Callers who don't care about the precise event type can use the re-exported LambdaEvent / LambdaResult aliases from this package, which expand to the same union:

import type {LambdaEvent, LambdaResult} from 'dynamodb-toolkit-lambda';

const myWrapper = async (event: LambdaEvent): Promise<LambdaResult> => /* ... */;

Package shape

  • ESM-only source. .js + hand-written .d.ts, no build step. Runs on Lambda via the native ESM loader ("type": "module").
  • Zero runtime dependencies. dynamodb-toolkit is a peer dep; no framework peer.
  • node:buffer is the only node:* import at runtime, and only inside read-lambda-body.js + local.js. The main index.js has no Node-specific imports — it runs verbatim on any runtime with a reasonable Buffer shim, which covers every Lambda-compatible environment.

Tested against

The adapter's own test matrix exercises the full route pack:

  • 79 tests, 169 assertions under Bun / Deno (via the local-debug bridges).
  • 84 tests, 174 assertions under Node (adds a .cjs require-interop smoke).
  • TypeScript smoke tests via ts-test — runs on Node (native .ts support on 22.6+), Bun, and Deno.

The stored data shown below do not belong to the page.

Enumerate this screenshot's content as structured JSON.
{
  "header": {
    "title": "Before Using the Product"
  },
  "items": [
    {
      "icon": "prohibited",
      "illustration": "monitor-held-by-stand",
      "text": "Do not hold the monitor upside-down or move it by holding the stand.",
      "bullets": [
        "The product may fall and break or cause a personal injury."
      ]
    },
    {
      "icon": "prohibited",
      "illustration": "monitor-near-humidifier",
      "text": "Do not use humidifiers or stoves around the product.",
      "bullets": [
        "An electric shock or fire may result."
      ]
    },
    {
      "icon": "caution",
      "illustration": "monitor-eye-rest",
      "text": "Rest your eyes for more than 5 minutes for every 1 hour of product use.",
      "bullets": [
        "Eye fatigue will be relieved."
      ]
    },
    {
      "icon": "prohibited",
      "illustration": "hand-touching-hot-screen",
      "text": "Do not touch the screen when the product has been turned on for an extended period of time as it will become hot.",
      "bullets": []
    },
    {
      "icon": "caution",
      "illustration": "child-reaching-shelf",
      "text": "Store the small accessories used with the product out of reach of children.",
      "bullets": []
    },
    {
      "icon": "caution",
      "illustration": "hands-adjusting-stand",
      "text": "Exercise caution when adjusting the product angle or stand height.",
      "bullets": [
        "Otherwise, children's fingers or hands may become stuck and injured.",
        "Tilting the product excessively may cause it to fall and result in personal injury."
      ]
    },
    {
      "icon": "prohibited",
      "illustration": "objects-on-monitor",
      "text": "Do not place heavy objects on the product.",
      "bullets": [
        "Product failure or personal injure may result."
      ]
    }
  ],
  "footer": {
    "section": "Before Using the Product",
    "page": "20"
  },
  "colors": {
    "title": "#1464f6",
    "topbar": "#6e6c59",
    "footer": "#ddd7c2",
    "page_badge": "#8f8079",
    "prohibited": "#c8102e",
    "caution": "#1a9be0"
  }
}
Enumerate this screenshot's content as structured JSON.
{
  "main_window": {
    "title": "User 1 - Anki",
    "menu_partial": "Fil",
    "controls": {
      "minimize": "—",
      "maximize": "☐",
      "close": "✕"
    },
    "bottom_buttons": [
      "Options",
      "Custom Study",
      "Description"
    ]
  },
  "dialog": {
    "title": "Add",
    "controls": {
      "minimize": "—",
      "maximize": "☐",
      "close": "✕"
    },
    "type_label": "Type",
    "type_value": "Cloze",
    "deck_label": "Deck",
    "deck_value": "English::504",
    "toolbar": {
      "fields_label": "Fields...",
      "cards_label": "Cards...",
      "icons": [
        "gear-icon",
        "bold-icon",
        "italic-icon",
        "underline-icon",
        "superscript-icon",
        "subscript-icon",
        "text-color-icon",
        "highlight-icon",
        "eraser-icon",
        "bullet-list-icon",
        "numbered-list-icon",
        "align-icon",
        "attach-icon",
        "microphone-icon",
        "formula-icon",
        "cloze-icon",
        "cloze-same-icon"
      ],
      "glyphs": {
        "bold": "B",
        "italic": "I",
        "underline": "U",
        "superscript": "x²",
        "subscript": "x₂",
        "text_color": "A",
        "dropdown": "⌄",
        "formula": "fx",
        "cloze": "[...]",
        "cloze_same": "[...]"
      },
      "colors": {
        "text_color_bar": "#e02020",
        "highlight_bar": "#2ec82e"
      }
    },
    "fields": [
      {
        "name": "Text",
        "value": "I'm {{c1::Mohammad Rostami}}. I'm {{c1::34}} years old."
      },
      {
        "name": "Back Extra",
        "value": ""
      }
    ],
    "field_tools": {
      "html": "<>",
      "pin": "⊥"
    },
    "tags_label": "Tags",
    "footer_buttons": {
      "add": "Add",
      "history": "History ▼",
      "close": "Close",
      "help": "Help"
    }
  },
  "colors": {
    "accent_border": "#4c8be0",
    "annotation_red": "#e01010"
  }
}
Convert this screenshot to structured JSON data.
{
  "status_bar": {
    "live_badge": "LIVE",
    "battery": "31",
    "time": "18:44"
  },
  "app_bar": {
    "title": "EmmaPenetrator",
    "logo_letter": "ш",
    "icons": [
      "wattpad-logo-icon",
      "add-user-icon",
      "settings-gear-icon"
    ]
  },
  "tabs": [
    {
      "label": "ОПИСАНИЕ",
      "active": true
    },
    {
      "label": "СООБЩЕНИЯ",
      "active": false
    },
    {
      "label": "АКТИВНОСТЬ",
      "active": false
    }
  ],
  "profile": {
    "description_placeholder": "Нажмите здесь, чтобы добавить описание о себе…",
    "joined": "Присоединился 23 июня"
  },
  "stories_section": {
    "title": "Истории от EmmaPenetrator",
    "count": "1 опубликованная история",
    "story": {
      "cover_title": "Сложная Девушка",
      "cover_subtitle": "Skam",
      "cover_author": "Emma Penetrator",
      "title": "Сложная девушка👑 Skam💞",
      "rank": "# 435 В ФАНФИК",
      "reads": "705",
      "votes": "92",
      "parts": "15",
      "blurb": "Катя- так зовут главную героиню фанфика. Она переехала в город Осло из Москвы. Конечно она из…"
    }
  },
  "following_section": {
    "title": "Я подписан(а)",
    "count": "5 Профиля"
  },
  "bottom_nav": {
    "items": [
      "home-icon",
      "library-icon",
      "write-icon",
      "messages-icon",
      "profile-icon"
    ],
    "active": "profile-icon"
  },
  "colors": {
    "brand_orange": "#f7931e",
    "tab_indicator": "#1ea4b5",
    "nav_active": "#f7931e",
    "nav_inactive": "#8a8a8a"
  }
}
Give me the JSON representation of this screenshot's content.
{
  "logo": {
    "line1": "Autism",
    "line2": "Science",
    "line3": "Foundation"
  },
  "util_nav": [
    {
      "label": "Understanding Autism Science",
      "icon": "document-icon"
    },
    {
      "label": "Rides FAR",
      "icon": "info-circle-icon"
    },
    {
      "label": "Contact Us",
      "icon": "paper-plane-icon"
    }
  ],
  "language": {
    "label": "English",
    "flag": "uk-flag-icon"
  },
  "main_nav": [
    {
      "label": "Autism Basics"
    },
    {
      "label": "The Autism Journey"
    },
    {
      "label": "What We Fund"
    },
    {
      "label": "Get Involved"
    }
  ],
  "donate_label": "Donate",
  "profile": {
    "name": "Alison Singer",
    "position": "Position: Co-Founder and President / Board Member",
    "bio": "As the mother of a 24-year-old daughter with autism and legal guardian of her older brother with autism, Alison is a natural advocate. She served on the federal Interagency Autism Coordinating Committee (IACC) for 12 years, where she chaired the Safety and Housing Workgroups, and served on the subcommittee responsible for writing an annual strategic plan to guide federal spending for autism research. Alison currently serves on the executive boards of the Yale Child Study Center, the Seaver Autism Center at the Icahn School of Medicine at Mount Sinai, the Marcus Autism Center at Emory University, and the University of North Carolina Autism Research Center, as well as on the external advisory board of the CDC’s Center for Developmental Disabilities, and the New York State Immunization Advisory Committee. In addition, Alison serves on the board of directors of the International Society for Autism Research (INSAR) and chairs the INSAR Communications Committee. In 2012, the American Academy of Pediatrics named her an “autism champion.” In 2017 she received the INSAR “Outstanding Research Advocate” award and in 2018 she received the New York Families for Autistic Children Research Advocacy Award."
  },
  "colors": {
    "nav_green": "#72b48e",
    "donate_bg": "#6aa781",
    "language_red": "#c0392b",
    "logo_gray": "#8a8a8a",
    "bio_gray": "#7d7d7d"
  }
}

No sam local integration test is wired into CI — the local-debug bridges give equivalent coverage with no Docker dependency. If you need sam local confirmation for a specific trigger config (e.g. a custom authorizer), exercise it manually against the dev bridge first, then sam-local only for the trigger-side verification.